Another factor may help turn the tide is that the top management at the DOJ will change following the election of Donald Trump as president.
WND asked Lugo what the future holds for RLUIPA suits filed by the DOJ, especially if there is an emerging pattern of misleading mosque applications?
“I see some of these suits possibly settling out sooner, simply because the perspective on the case may change.”
She cited recent comments by former President George W. Bush Attorney General Michael Mukasey.
Lugo noted, when asked how will the new DOJ be different, “The first thing he said was that the discrimination cases coming out of the Justice Department will likely return to the standards requiring proof of intent to practice discrimination, and not just what this DOJ has been doing, which is trying to make the case that discrimination is behind every ‘no answer.'”
She explained that “in the past, the focus has been more intent to practice discrimination.”
“So, it’s practice versus pattern. I heard Mukasey immediately indicate that the new DOJ may go back to the application of the law as written.”
WND asked if that would shift the burden of proof onto applicants as supposed municipalities.
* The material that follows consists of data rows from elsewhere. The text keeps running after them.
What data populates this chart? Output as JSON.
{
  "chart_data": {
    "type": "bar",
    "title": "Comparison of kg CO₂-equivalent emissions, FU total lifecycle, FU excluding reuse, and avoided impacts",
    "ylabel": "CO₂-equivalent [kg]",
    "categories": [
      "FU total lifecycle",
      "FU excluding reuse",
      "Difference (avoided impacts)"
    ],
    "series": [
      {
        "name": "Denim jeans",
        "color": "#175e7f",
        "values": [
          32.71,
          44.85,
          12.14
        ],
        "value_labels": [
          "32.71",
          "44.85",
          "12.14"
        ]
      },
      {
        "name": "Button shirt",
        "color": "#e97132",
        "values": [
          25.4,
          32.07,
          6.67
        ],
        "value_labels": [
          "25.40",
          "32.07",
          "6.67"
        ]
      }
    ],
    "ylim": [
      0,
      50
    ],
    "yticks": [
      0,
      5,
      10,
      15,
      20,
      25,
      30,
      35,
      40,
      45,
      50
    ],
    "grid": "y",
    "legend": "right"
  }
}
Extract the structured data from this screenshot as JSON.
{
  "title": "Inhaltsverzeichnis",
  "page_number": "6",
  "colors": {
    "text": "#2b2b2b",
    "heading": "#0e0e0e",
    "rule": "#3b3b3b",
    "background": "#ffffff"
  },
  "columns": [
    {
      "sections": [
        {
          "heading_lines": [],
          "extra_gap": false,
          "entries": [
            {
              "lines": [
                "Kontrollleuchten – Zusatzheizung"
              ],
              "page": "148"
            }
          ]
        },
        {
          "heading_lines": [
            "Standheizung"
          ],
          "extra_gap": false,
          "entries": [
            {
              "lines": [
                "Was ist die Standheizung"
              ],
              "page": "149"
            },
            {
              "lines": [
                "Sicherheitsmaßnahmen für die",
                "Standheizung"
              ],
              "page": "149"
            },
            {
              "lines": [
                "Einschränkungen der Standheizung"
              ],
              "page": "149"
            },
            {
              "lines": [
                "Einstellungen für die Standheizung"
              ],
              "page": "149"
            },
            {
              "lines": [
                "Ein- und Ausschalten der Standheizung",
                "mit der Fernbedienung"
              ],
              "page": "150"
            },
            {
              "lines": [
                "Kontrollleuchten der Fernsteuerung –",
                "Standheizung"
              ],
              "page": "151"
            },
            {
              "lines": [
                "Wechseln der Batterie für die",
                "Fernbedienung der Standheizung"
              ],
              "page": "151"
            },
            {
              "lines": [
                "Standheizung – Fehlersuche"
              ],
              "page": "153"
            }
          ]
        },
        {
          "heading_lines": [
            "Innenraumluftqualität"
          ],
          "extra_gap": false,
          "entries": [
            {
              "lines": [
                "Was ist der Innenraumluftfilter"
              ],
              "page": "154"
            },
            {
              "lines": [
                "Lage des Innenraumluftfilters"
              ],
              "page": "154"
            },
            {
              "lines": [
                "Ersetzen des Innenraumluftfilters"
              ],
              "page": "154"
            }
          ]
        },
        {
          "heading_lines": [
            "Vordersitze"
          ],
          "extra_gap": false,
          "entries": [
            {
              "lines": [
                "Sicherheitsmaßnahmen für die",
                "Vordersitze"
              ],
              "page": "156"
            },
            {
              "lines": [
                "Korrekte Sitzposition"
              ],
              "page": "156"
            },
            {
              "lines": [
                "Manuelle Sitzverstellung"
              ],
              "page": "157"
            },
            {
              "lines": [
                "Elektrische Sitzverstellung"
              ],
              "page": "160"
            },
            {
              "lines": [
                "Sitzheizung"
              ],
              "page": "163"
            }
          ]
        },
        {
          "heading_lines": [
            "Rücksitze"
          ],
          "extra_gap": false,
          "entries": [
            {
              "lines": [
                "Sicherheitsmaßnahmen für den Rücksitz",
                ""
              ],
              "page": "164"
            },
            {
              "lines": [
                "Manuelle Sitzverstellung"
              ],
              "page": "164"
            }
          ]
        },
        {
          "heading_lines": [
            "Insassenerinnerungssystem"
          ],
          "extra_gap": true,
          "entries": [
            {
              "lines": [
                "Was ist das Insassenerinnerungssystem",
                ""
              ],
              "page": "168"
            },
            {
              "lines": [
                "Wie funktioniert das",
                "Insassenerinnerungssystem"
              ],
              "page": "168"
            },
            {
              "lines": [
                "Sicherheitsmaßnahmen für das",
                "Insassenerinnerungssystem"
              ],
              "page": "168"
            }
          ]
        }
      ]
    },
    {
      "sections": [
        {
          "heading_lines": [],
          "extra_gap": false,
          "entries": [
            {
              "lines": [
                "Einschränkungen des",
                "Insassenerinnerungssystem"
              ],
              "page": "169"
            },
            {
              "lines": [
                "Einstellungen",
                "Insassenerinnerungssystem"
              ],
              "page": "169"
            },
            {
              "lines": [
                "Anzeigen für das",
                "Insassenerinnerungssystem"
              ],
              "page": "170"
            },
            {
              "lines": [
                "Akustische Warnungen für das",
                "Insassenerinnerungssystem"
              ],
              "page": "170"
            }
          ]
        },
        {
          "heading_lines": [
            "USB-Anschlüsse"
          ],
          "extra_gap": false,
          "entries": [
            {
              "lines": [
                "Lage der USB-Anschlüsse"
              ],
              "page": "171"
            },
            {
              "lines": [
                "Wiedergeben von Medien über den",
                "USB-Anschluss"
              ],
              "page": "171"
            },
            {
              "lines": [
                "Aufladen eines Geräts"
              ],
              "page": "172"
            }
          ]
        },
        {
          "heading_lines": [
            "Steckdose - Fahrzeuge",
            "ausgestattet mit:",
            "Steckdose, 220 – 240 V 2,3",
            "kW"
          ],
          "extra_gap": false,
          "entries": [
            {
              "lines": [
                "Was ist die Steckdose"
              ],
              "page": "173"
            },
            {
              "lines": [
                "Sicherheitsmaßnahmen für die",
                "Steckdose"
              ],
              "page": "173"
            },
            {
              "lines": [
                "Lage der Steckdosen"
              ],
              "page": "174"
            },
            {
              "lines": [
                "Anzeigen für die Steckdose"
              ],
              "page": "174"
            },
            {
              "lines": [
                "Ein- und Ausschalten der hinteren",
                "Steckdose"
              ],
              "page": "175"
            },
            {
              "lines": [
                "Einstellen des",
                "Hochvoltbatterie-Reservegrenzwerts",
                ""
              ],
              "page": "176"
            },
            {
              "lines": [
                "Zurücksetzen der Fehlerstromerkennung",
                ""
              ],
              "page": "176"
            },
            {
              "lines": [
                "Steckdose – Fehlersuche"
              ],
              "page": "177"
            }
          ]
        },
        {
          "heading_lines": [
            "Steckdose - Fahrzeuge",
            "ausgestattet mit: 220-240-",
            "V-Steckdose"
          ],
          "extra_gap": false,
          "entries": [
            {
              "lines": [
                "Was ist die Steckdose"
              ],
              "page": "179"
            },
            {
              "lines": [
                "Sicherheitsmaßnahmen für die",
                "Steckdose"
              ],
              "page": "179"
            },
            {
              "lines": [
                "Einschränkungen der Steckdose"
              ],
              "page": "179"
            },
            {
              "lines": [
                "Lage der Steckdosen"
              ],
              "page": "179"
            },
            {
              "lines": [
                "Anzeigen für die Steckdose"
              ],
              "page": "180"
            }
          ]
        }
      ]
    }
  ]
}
“Yes,” was the succinct response. “And put the burden on the courts and the DOJ to find evidence of discrimination. They could no longer just say that because a minority group received a ‘no’ answer that means discrimination.”
She concluded, “I think those cases that are currently under investigation and that haven’t become litigation yet will be evaluated as to whether that discrimination is based on circumstantial evidence or whether there is proof or demonstration or intent to discriminate.”